Thu Feb 19 12:47:04 UTC 2015
Dennis Jacobfeuerborn <dennisml at conversis.de>

On 19.02.2015 06:28, Chris Murphy wrote:
> On Wed, Feb 18, 2015 at 4:20 PM,  <m.roth at 5-cent.us> wrote:
>> Niki Kovacs wrote:
>>> Le 18/02/2015 23:12,
> 
>>> close, but then, for mysterious reasons, Red Hat decided to cripple it
>>> into oblivion. Go figure.
>>
>> One word: desktop. That's what they want to conquer next.
> 
> OK well there's a really long road to get to that pie in the sky. I
> don't see it happening because it seems there's no mandate to
> basically tell people what they can't have, instead it's well, we'll
> have a little of everything.
> 
> Desktop OS that are the conquerers now? Their installers don't offer
> 100's of layout choices. They offer 1-2, and they always work rock
> solid, no crashing, no user confusion, essentially zero bugs. The code
> is brain dead simple, and that results in stability.
> 
> *shrug*
> 
> Long road. Long long long. Tunnel. No light. The usability aspects are
> simply not taken seriously by the OS's as a whole. It's only taken
> seriously by DE's and they get loads of crap for every change they
> want to make. Until there's a willingness to look at 16 packages as a
> whole rather than 1 package at a time, desktop linux has no chance.

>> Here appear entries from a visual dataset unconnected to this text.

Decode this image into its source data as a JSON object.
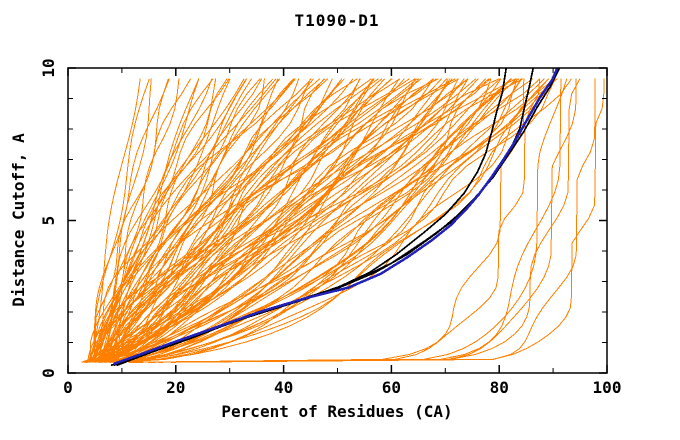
{
  "chart_data": {
    "type": "line",
    "title": "T1090-D1",
    "xlabel": "Percent of Residues (CA)",
    "ylabel": "Distance Cutoff, A",
    "xlim": [
      0,
      100
    ],
    "ylim": [
      0,
      10
    ],
    "x_major_ticks": [
      0,
      20,
      40,
      60,
      80,
      100
    ],
    "x_minor_ticks": [
      10,
      30,
      50,
      70,
      90
    ],
    "y_major_ticks": [
      0,
      5,
      10
    ],
    "y_minor_ticks": [
      1,
      2,
      3,
      4,
      6,
      7,
      8,
      9
    ],
    "grid": false,
    "legend": "none",
    "frame": "closed box, ticks pointing inward on all four sides",
    "colors": {
      "predictions": "#FF8000",
      "highlight_black": "#000000",
      "highlight_blue": "#2222BB",
      "axis": "#000000",
      "background": "#FFFFFF"
    },
    "curve_y_range": [
      0.35,
      9.65
    ],
    "prediction_curve_model": "x(y) = x0 + (xtop - x0) * t^p, t = (y - y_start)/(y_end - y_start); each entry is [x0, xtop, p]; orange prediction curves rise from lower-left to upper-right",
    "prediction_curves": [
      [
        4,
        13,
        1.1
      ],
      [
        4.5,
        15,
        1.2
      ],
      [
        5,
        16,
        0.9
      ],
      [
        4,
        18,
        1.3
      ],
      [
        5.5,
        19,
        1.0
      ],
      [
        6,
        21,
        1.15
      ],
      [
        4.5,
        22,
        1.4
      ],
      [
        5,
        24,
        0.85
      ],
      [
        6.5,
        25,
        1.2
      ],
      [
        4,
        26,
        1.0
      ],
      [
        5.5,
        27,
        1.5
      ],
      [
        6,
        28,
        0.9
      ],
      [
        4.5,
        29,
        1.25
      ],
      [
        5,
        30,
        1.1
      ],
      [
        4,
        31,
        0.95
      ],
      [
        5,
        32,
        1.3
      ],
      [
        6,
        33,
        0.8
      ],
      [
        4.5,
        34,
        1.45
      ],
      [
        5.5,
        35,
        1.0
      ],
      [
        6.5,
        36,
        1.2
      ],
      [
        4,
        37,
        0.75
      ],
      [
        5,
        38,
        1.5
      ],
      [
        6,
        39,
        1.05
      ],
      [
        4.5,
        40,
        0.85
      ],
      [
        5.5,
        41,
        1.3
      ],
      [
        6.5,
        42,
        0.95
      ],
      [
        4,
        43,
        1.6
      ],
      [
        5,
        44,
        1.1
      ],
      [
        6,
        45,
        0.8
      ],
      [
        7,
        35,
        1.35
      ],
      [
        7.5,
        42,
        0.7
      ],
      [
        8,
        38,
        1.2
      ],
      [
        4,
        46,
        0.9
      ],
      [
        5,
        47,
        1.25
      ],
      [
        6,
        48,
        0.7
      ],
      [
        4.5,
        49,
        1.4
      ],
      [
        5.5,
        50,
        1.0
      ],
      [
        6.5,
        51,
        0.8
      ],
      [
        7,
        52,
        1.2
      ],
      [
        4,
        53,
        0.65
      ],
      [
        5,
        54,
        1.35
      ],
      [
        6,
        55,
        0.95
      ],
      [
        7.5,
        56,
        0.75
      ],
      [
        4.5,
        57,
        1.15
      ],
      [
        5.5,
        58,
        0.85
      ],
      [
        6.5,
        59,
        1.3
      ],
      [
        7,
        60,
        0.7
      ],
      [
        8,
        50,
        1.0
      ],
      [
        8.5,
        55,
        1.45
      ],
      [
        4,
        56,
        0.6
      ],
      [
        5,
        48,
        1.55
      ],
      [
        6,
        52,
        1.05
      ],
      [
        7,
        58,
        0.9
      ],
      [
        8,
        60,
        1.2
      ],
      [
        4,
        61,
        0.8
      ],
      [
        5,
        62,
        1.1
      ],
      [
        6,
        63,
        0.65
      ],
      [
        7,
        64,
        1.3
      ],
      [
        8,
        65,
        0.9
      ],
      [
        4.5,
        66,
        0.7
      ],
      [
        5.5,
        67,
        1.2
      ],
      [
        6.5,
        68,
        0.8
      ],
      [
        7.5,
        69,
        1.0
      ],
      [
        8.5,
        70,
        0.6
      ],
      [
        4,
        71,
        1.25
      ],
      [
        5,
        72,
        0.85
      ],
      [
        6,
        73,
        1.05
      ],
      [
        7,
        74,
        0.7
      ],
      [
        8,
        75,
        0.95
      ],
      [
        9,
        62,
        1.4
      ],
      [
        4.5,
        64,
        0.55
      ],
      [
        5.5,
        66,
        1.5
      ],
      [
        6.5,
        70,
        0.75
      ],
      [
        7.5,
        72,
        1.15
      ],
      [
        8.5,
        74,
        0.65
      ],
      [
        9.5,
        68,
        0.9
      ],
      [
        4,
        69,
        1.35
      ],
      [
        5,
        73,
        0.6
      ],
      [
        6,
        75,
        1.1
      ],
      [
        7,
        67,
        0.8
      ],
      [
        4,
        76,
        0.6
      ],
      [
        5,
        77,
        0.9
      ],
      [
        6,
        78,
        0.5
      ],
      [
        7,
        79,
        1.1
      ],
      [
        8,
        80,
        0.7
      ],
      [
        9,
        81,
        0.55
      ],
      [
        4.5,
        82,
        0.85
      ],
      [
        5.5,
        83,
        0.6
      ],
      [
        6.5,
        84,
        1.0
      ],
      [
        7.5,
        85,
        0.5
      ],
      [
        8.5,
        86,
        0.75
      ],
      [
        9.5,
        87,
        0.55
      ],
      [
        4,
        88,
        0.9
      ],
      [
        5,
        89,
        0.6
      ],
      [
        6,
        90,
        0.45
      ],
      [
        7,
        91,
        0.8
      ],
      [
        8,
        92,
        0.5
      ],
      [
        9,
        80,
        1.2
      ],
      [
        10,
        84,
        0.65
      ],
      [
        4.5,
        78,
        0.45
      ],
      [
        5.5,
        82,
        1.05
      ],
      [
        6.5,
        86,
        0.55
      ],
      [
        7.5,
        88,
        0.7
      ],
      [
        8.5,
        90,
        0.48
      ],
      [
        9.5,
        92,
        0.6
      ],
      [
        10,
        76,
        0.95
      ],
      [
        4,
        81,
        0.5
      ],
      [
        5,
        85,
        0.72
      ],
      [
        6,
        89,
        0.52
      ],
      [
        7,
        83,
        0.62
      ],
      [
        10,
        84,
        0.1
      ],
      [
        12,
        86,
        0.09
      ],
      [
        14,
        91,
        0.08
      ],
      [
        15,
        92,
        0.085
      ],
      [
        16,
        93,
        0.07
      ],
      [
        13,
        94,
        0.075
      ],
      [
        18,
        97,
        0.06
      ],
      [
        17,
        98.5,
        0.055
      ]
    ],
    "highlighted_curves": [
      {
        "name": "model-black-1",
        "color_key": "highlight_black",
        "width": 1.7,
        "points": [
          [
            8,
            0.25
          ],
          [
            11,
            0.45
          ],
          [
            17,
            0.85
          ],
          [
            25,
            1.35
          ],
          [
            33,
            1.85
          ],
          [
            42,
            2.35
          ],
          [
            50,
            2.8
          ],
          [
            56,
            3.3
          ],
          [
            61,
            3.9
          ],
          [
            66,
            4.6
          ],
          [
            70,
            5.2
          ],
          [
            73.5,
            5.9
          ],
          [
            76,
            6.6
          ],
          [
            77.5,
            7.2
          ],
          [
            78.6,
            7.9
          ],
          [
            79.6,
            8.6
          ],
          [
            80.6,
            9.2
          ],
          [
            81.3,
            10
          ]
        ]
      },
      {
        "name": "model-black-2",
        "color_key": "highlight_black",
        "width": 1.7,
        "points": [
          [
            8.5,
            0.25
          ],
          [
            13,
            0.6
          ],
          [
            20,
            1.0
          ],
          [
            28,
            1.5
          ],
          [
            36,
            2.0
          ],
          [
            45,
            2.5
          ],
          [
            53,
            3.0
          ],
          [
            60,
            3.6
          ],
          [
            66,
            4.3
          ],
          [
            71.5,
            5.0
          ],
          [
            76,
            5.8
          ],
          [
            79.5,
            6.6
          ],
          [
            82,
            7.3
          ],
          [
            83.8,
            8.0
          ],
          [
            84.8,
            8.8
          ],
          [
            85.6,
            9.4
          ],
          [
            86.3,
            10
          ]
        ]
      },
      {
        "name": "model-black-3",
        "color_key": "highlight_black",
        "width": 1.7,
        "points": [
          [
            9,
            0.25
          ],
          [
            15,
            0.65
          ],
          [
            23,
            1.15
          ],
          [
            31,
            1.7
          ],
          [
            40,
            2.2
          ],
          [
            49,
            2.7
          ],
          [
            57,
            3.3
          ],
          [
            63,
            3.9
          ],
          [
            68.5,
            4.6
          ],
          [
            72.5,
            5.2
          ],
          [
            75.8,
            5.8
          ],
          [
            78.8,
            6.4
          ],
          [
            81.5,
            7.1
          ],
          [
            84.5,
            7.9
          ],
          [
            87,
            8.7
          ],
          [
            89.5,
            9.4
          ],
          [
            91.2,
            10
          ]
        ]
      },
      {
        "name": "model-blue",
        "color_key": "highlight_blue",
        "width": 2.5,
        "points": [
          [
            8.5,
            0.3
          ],
          [
            12.5,
            0.55
          ],
          [
            19.5,
            1.0
          ],
          [
            27.5,
            1.5
          ],
          [
            35.5,
            2.0
          ],
          [
            44,
            2.45
          ],
          [
            52,
            2.8
          ],
          [
            58,
            3.25
          ],
          [
            63,
            3.8
          ],
          [
            67.5,
            4.35
          ],
          [
            71,
            4.85
          ],
          [
            73.8,
            5.35
          ],
          [
            76.2,
            5.85
          ],
          [
            78.5,
            6.4
          ],
          [
            80.8,
            7.0
          ],
          [
            82.6,
            7.5
          ],
          [
            84.2,
            8.0
          ],
          [
            85.8,
            8.5
          ],
          [
            87.8,
            9.1
          ],
          [
            89.8,
            9.6
          ],
          [
            90.8,
            10
          ]
        ]
      }
    ]
  }
}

> The very basic aspects of how to partition, assemble, and boot and
> linux distro aren't even agreed upon. Fedora n+1 has problems
> installing after Fedora n. And it's practically a sport for each
> distro to step on an existing distros installer. This is
> technologically solved, just no one seems to care to actually
> implement something more polite.
> 
> OS X? It partitions itself, formats a volume, sets the type code,
> writes some code into NVRAM, in order to make the reboot automatically
> boot the Windows installer from a USB stick. It goes out of it's way
> to invite the foreign OS.
> 
> We can't even do that with the same distro, different version. It
> should be embarrassing but no one really cares enough to change it.

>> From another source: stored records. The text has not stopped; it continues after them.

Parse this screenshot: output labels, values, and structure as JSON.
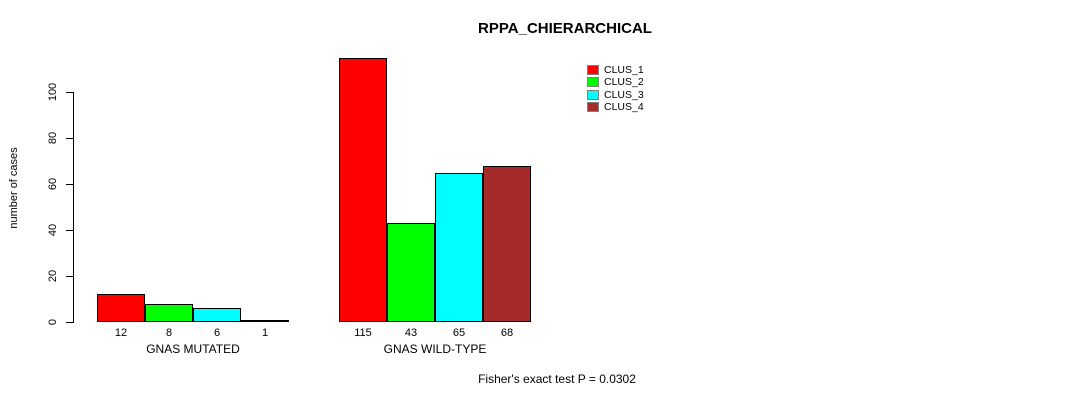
{
  "title": "RPPA_CHIERARCHICAL",
  "footer_note": "Fisher's exact test P = 0.0302",
  "chart_data": {
    "type": "bar",
    "title": "RPPA_CHIERARCHICAL",
    "xlabel": "",
    "ylabel": "number of cases",
    "ylim": [
      0,
      115
    ],
    "yticks": [
      0,
      20,
      40,
      60,
      80,
      100
    ],
    "grid": false,
    "legend_position": "top-right",
    "annotation": "Fisher's exact test P = 0.0302",
    "categories": [
      "GNAS MUTATED",
      "GNAS WILD-TYPE"
    ],
    "series": [
      {
        "name": "CLUS_1",
        "color": "#FF0000",
        "values": [
          12,
          115
        ]
      },
      {
        "name": "CLUS_2",
        "color": "#00FF00",
        "values": [
          8,
          43
        ]
      },
      {
        "name": "CLUS_3",
        "color": "#00FFFF",
        "values": [
          6,
          65
        ]
      },
      {
        "name": "CLUS_4",
        "color": "#A52A2A",
        "values": [
          1,
          68
        ]
      }
    ],
    "bar_value_labels": [
      [
        "12",
        "8",
        "6",
        "1"
      ],
      [
        "115",
        "43",
        "65",
        "68"
      ]
    ],
    "bar_border_color": "#000000",
    "axis_color": "#000000"
  }
}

> It's thankless work in the realm of polish. But a huge amount of
> success for a desktop OS comes from polish.

I think the problem is that you simply have to draw a distinction
between technology and product.
The rise of the Linux desktop will never happen because Linux is not a
product but a technology and as a result has to be a jack of all trades.
The reason Apple is so successful I believe is because they understood
more than others that people don't care about technology but want one
specific consistent experience. They don't core how the harddisk is
partitioned.
So I can see the rise of the "X desktop" but only if X is willing to
have its own identity an eschew the desire to be compatible with
everything else or cater to both casual users and hard-core admin types.

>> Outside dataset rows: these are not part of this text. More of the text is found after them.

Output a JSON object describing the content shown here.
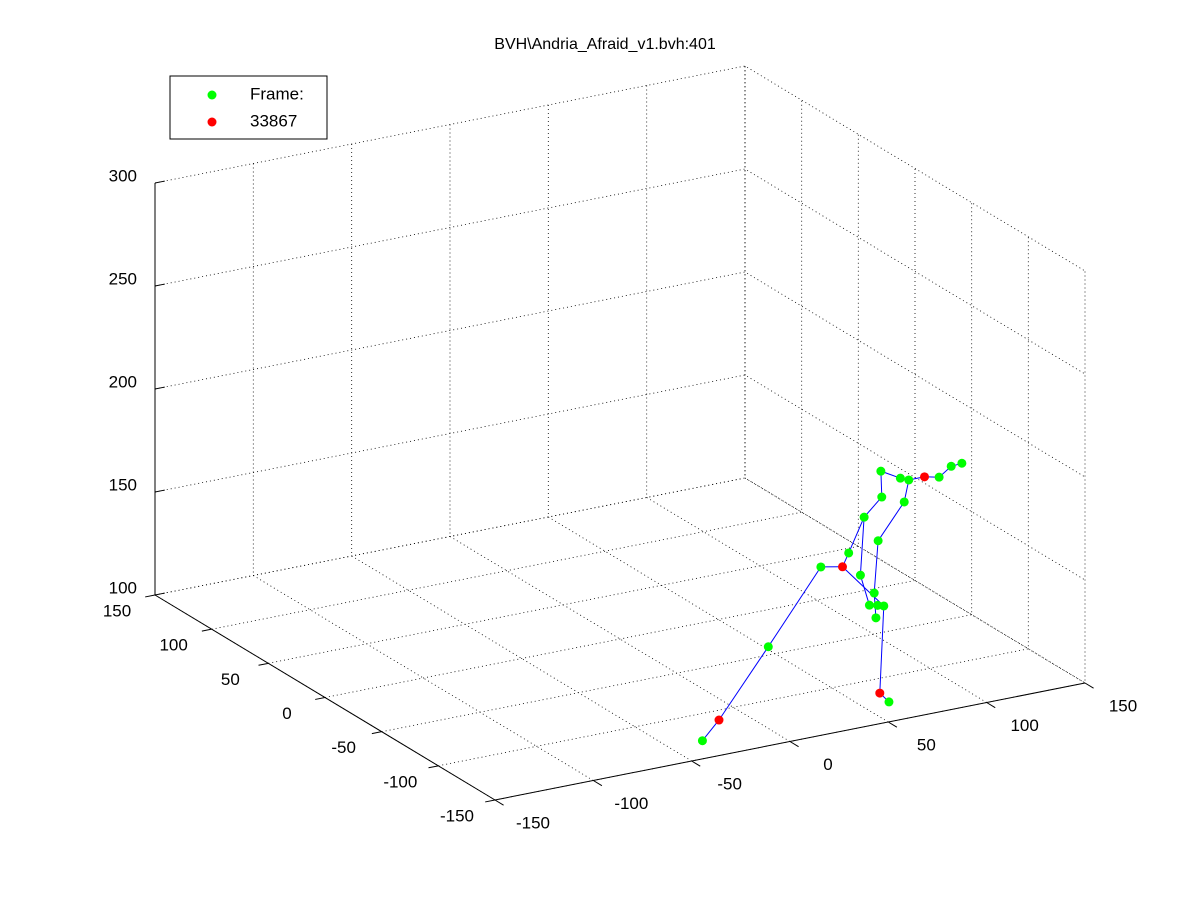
{
  "chart_data": {
    "type": "scatter3d",
    "title": "BVH\\Andria_Afraid_v1.bvh:401",
    "xlim": [
      -150,
      150
    ],
    "ylim": [
      -150,
      150
    ],
    "zlim": [
      100,
      300
    ],
    "xticks": [
      -150,
      -100,
      -50,
      0,
      50,
      100,
      150
    ],
    "yticks": [
      -150,
      -100,
      -50,
      0,
      50,
      100,
      150
    ],
    "zticks": [
      100,
      150,
      200,
      250,
      300
    ],
    "grid": true,
    "legend": "northwest",
    "series": [
      {
        "name": "Frame:",
        "color": "#00ff00",
        "x": [
          -33,
          -7,
          18,
          31,
          40,
          53,
          56,
          65,
          59,
          65,
          81,
          86,
          92,
          50,
          48,
          48,
          46,
          50,
          41,
          45,
          63
        ],
        "y": [
          -130,
          -143,
          -146,
          -148,
          -146,
          -139,
          -133,
          -138,
          -145,
          -142,
          -141,
          -143,
          -142,
          -141,
          -141,
          -144,
          -146,
          -146,
          -141,
          -142,
          -128
        ],
        "z": [
          100,
          145,
          180,
          185,
          200,
          205,
          215,
          200,
          215,
          212,
          210,
          215,
          215,
          185,
          160,
          155,
          150,
          155,
          170,
          155,
          100
        ]
      },
      {
        "name": "33867",
        "color": "#ff0000",
        "x": [
          -24,
          29,
          73,
          52
        ],
        "y": [
          -129,
          -146,
          -142,
          -139
        ],
        "z": [
          108,
          178,
          212,
          110
        ]
      }
    ],
    "bones": {
      "color": "#0000ff",
      "chains": [
        {
          "x": [
            -33,
            -24,
            -7,
            18,
            29
          ],
          "y": [
            -130,
            -129,
            -143,
            -146,
            -146
          ],
          "z": [
            100,
            108,
            145,
            180,
            178
          ]
        },
        {
          "x": [
            29,
            31,
            40,
            53,
            56
          ],
          "y": [
            -146,
            -148,
            -146,
            -139,
            -133
          ],
          "z": [
            178,
            185,
            200,
            205,
            215
          ]
        },
        {
          "x": [
            56,
            59,
            65,
            73,
            81,
            86,
            92
          ],
          "y": [
            -133,
            -145,
            -142,
            -142,
            -141,
            -143,
            -142
          ],
          "z": [
            215,
            215,
            212,
            212,
            210,
            215,
            215
          ]
        },
        {
          "x": [
            65,
            65,
            50,
            48,
            46
          ],
          "y": [
            -142,
            -138,
            -141,
            -141,
            -146
          ],
          "z": [
            212,
            200,
            185,
            160,
            150
          ]
        },
        {
          "x": [
            40,
            41,
            45,
            48
          ],
          "y": [
            -146,
            -141,
            -142,
            -144
          ],
          "z": [
            200,
            170,
            155,
            155
          ]
        },
        {
          "x": [
            29,
            50,
            52,
            63
          ],
          "y": [
            -146,
            -146,
            -139,
            -128
          ],
          "z": [
            178,
            155,
            110,
            100
          ]
        }
      ]
    }
  }
}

In other words the "X Desktop" would have to be a very opinionated
product rather than a highly flexible technology.

>> We also pretty much don't use any drives under 1TB. The upshot is we had
>> custom scripts for > 500GB, which made 4 partitions - /boot (1G, to fit
>> with the preupgrade), swap (2G), / (497G - and we're considering
>> downsizing that to 250G, or maybe 150G) and the rest in another partition
>> for users' data and programs. The installer absolutely does *not* want to
>> do what we want. We want swap - 2G - as the *second* partition. But if we
>> use the installer, as soon as we create the third partition, of 497GB, for
>> /, it immediately reorders them, so that / is second.
> 
> I'm open to having my mind changed on this, but I'm not actually
> understanding why it needs to be in the 2nd slot, other than you want
> it there, which actually isn't a good enough reason. If there's a good
> reason for it to be in X slot always, for everyone, including
> anticipating future use, then that's a feature request and it ought to
> get fixed. But if it's a specific use case, well yeah you get to
> pre-partition and then install.
> 

When I was younger I cared about where exactly each partition was
positioned but nowadays I refer to all my file systems using the uuid so
I don't really care anymore if / is the second or fifth partition. The
same is true for network interfaces. Since I mostly deal with physical
interfaces on Hypervisors only these days and there I am more interested
in bridges rather than the nics themselves I couldn't care less if the
interface is named eth0 or enp2something. I tend to think more in terms
of logical resources these days rather than physical ones.